El pacto entre candidatos socialistas con las listas de la izquierda radical de La Francia Insumisa (LF) de Jean-Luc Mélenchon en las municipales de este domingo en Francia concluyeron con rotundos fracasos, simbolizados en Toulouse, cuarta ciudad del país, pero también en otros bastiones como Limoges.
Al contrario, en aquellas urbes donde no llegaron a acuerdos, como París, Marsella, Rennes o Le Mans, los candidatos socialistas lograron mantener los ayuntamientos (municipalidades), un símbolo que puede tener consecuencias de cara a las presidenciales del año próximo.
El secretario general del partido, Pierre Jouvet, fue tajante al asegurar que las alianzas con LFI, "hacen perder", mientras que varias figuras socialistas criticaron esos pactos.
Nantes fue la única ciudad de peso donde esa alianza funcionó, lo que permitió a la alcaldesa socialista revalidar su puesto tras fusionarse con LFI.
Frente a ello, se vieron fracasos sonoros como Toulouse, donde no lograron desbancar al alcalde conservador, Limoges o Clermont-Ferrand, donde gobernaban desde hace 80 años.

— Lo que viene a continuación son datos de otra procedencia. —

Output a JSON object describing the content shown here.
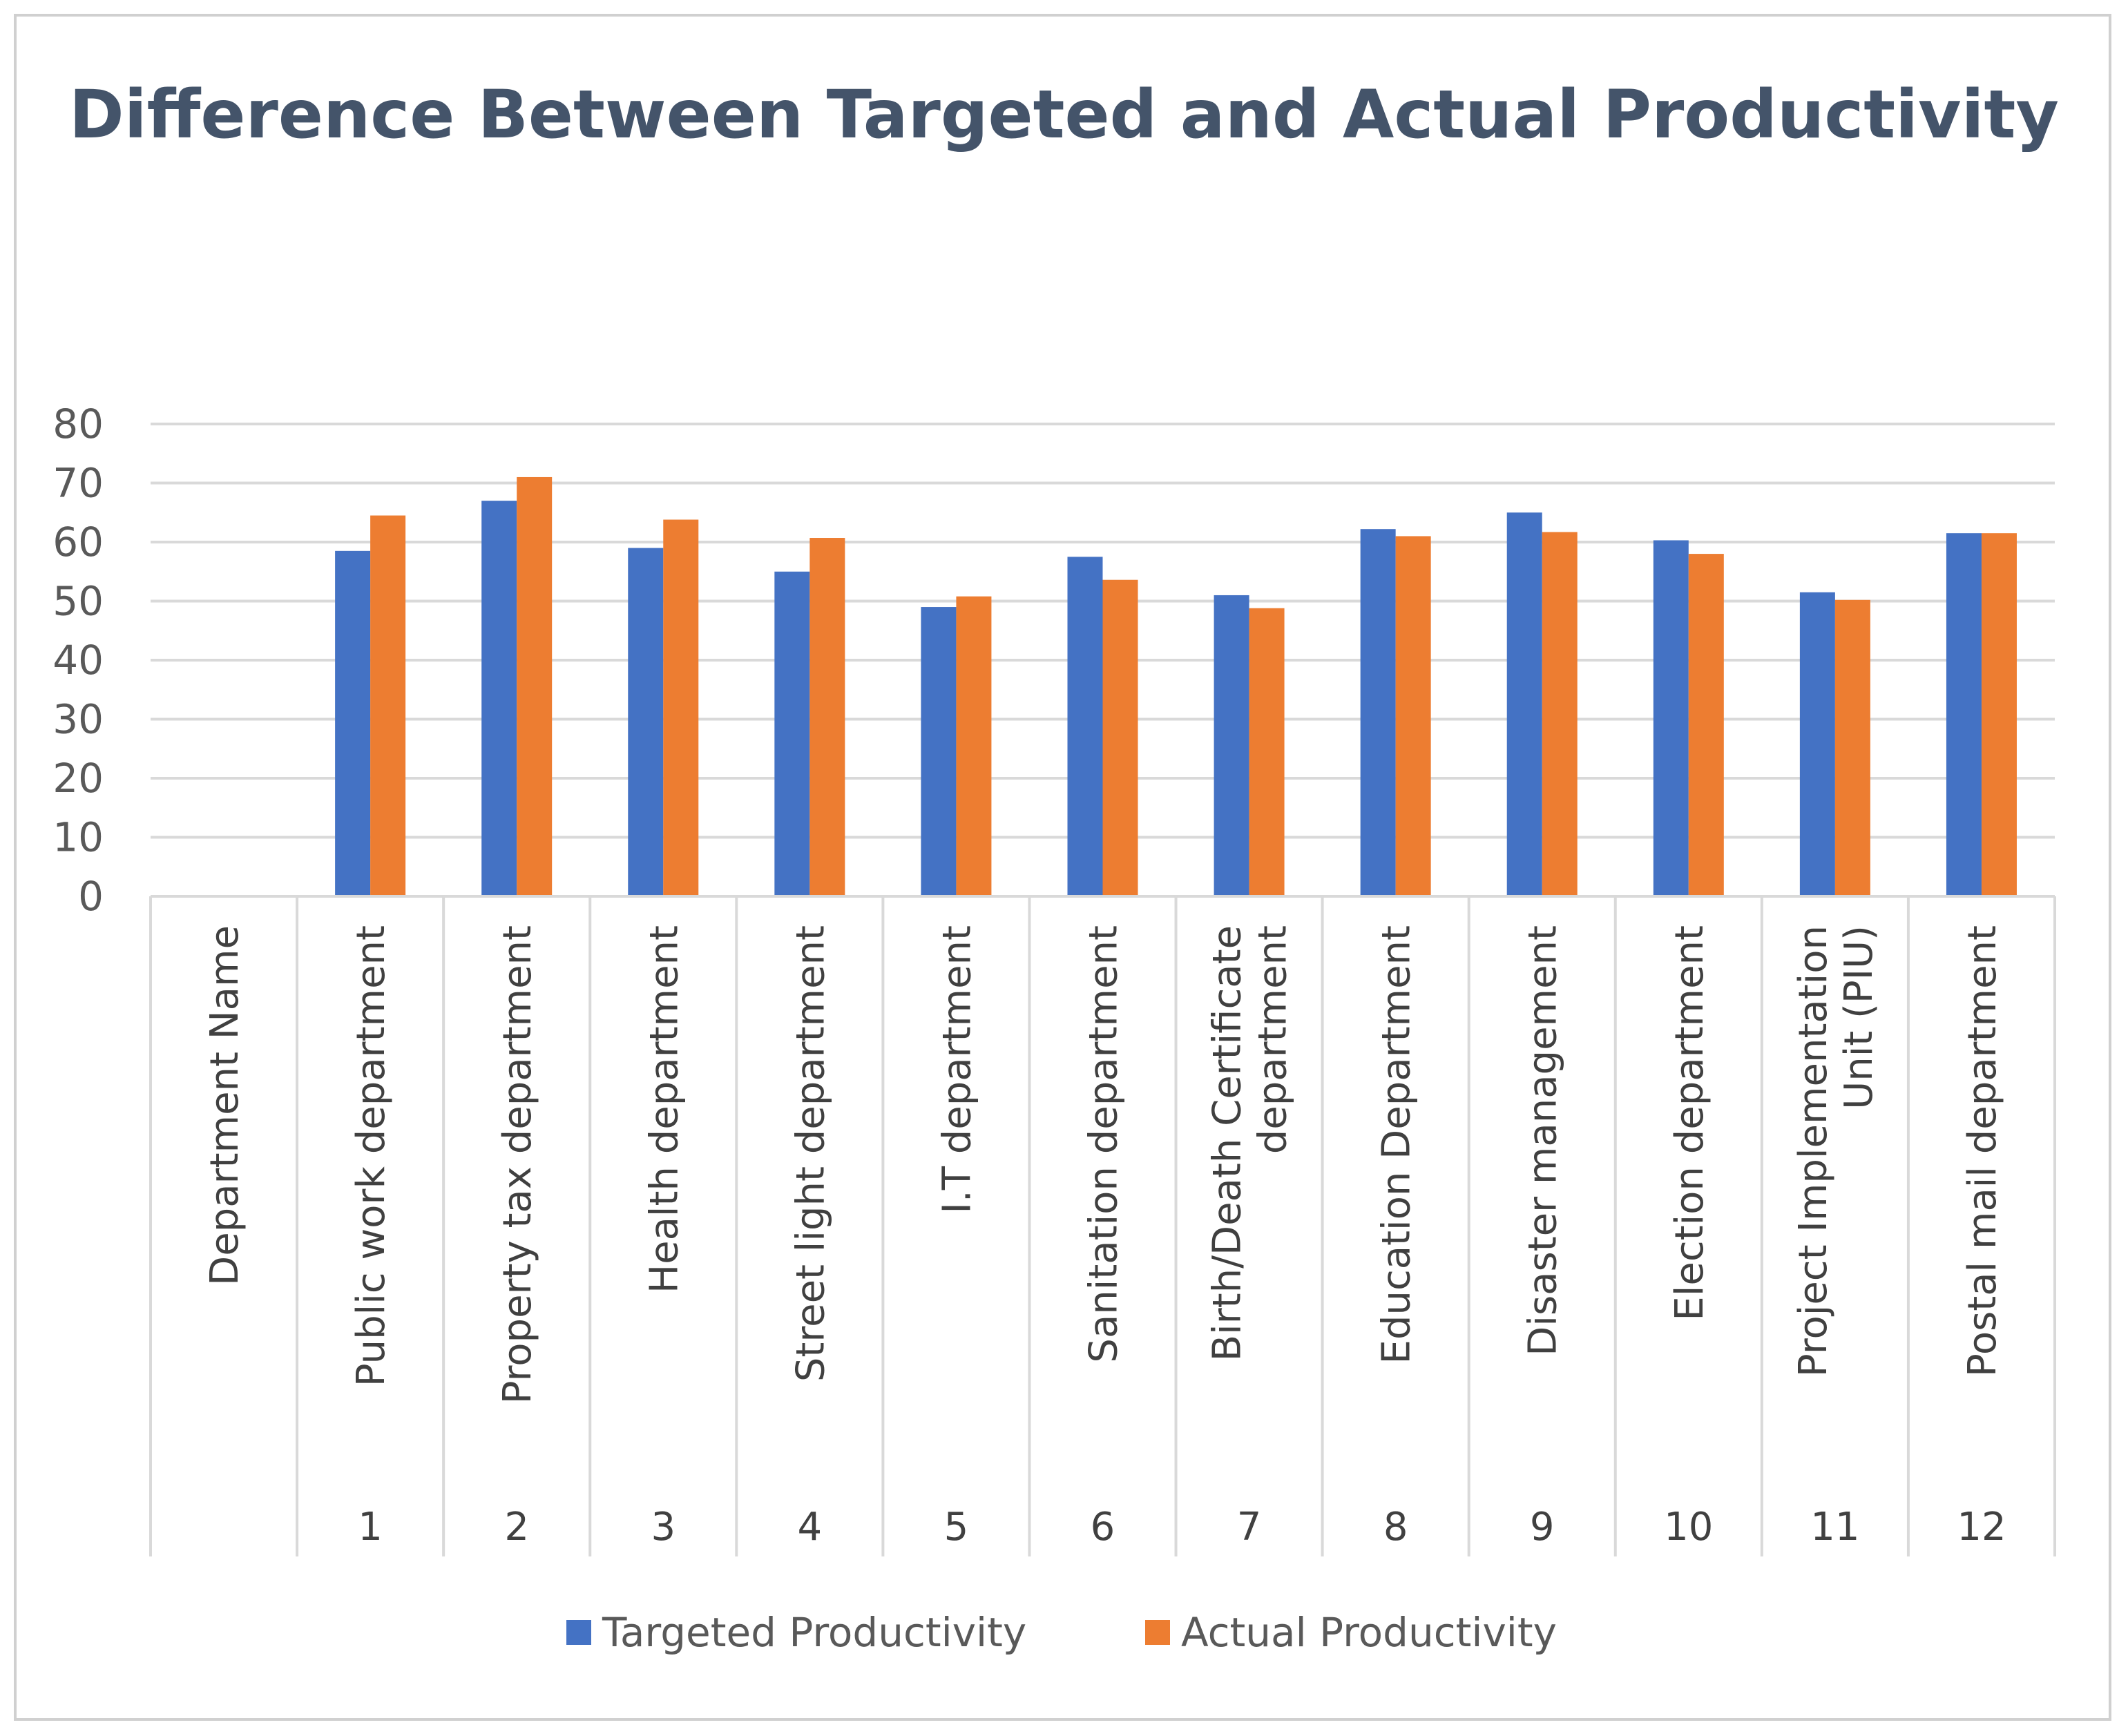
{
  "chart_data": {
    "type": "bar",
    "title": "Difference Between Targeted and Actual Productivity",
    "xlabel": "",
    "ylabel": "",
    "ylim": [
      0,
      80
    ],
    "yticks": [
      0,
      10,
      20,
      30,
      40,
      50,
      60,
      70,
      80
    ],
    "grid": true,
    "legend": "bottom",
    "categories": [
      {
        "number": "",
        "name": "Department Name"
      },
      {
        "number": "1",
        "name": "Public work department"
      },
      {
        "number": "2",
        "name": "Property tax department"
      },
      {
        "number": "3",
        "name": "Health department"
      },
      {
        "number": "4",
        "name": "Street light department"
      },
      {
        "number": "5",
        "name": "I.T department"
      },
      {
        "number": "6",
        "name": "Sanitation department"
      },
      {
        "number": "7",
        "name": "Birth/Death Certificate department"
      },
      {
        "number": "8",
        "name": "Education Department"
      },
      {
        "number": "9",
        "name": "Disaster management"
      },
      {
        "number": "10",
        "name": "Election department"
      },
      {
        "number": "11",
        "name": "Project Implementation Unit (PIU)"
      },
      {
        "number": "12",
        "name": "Postal mail department"
      }
    ],
    "series": [
      {
        "name": "Targeted Productivity",
        "color": "#4472c4",
        "values": [
          null,
          58.5,
          67,
          59,
          55,
          49,
          57.5,
          51,
          62.2,
          65,
          60.3,
          51.5,
          61.5
        ]
      },
      {
        "name": "Actual Productivity",
        "color": "#ed7d31",
        "values": [
          null,
          64.5,
          71,
          63.8,
          60.7,
          50.8,
          53.6,
          48.8,
          61,
          61.7,
          58,
          50.2,
          61.5
        ]
      }
    ]
  }
}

El líder del partido, Olivier Faure, que había asegurado que no había acuerdo nacional con LFI pero que había permitido los locales, apeló a la reflexión y criticó a la izquierda radial por su discurso de ruptura, al tiempo que señaló que el Partido Socialista "es el principal de la izquierda francesa", con la vista puesta en las presidenciales.
El vocero de LFI, Manuel Bompard, por su parte, recordó que era la primera vez que su movimiento se presentaba a las municipales y que tras haber logrado la victoria en Saint-Denis en la primera vuelta, la segunda ciudad más poblada de la región de París, sumaron Roubaix, otra de más de 100.000 habitantes.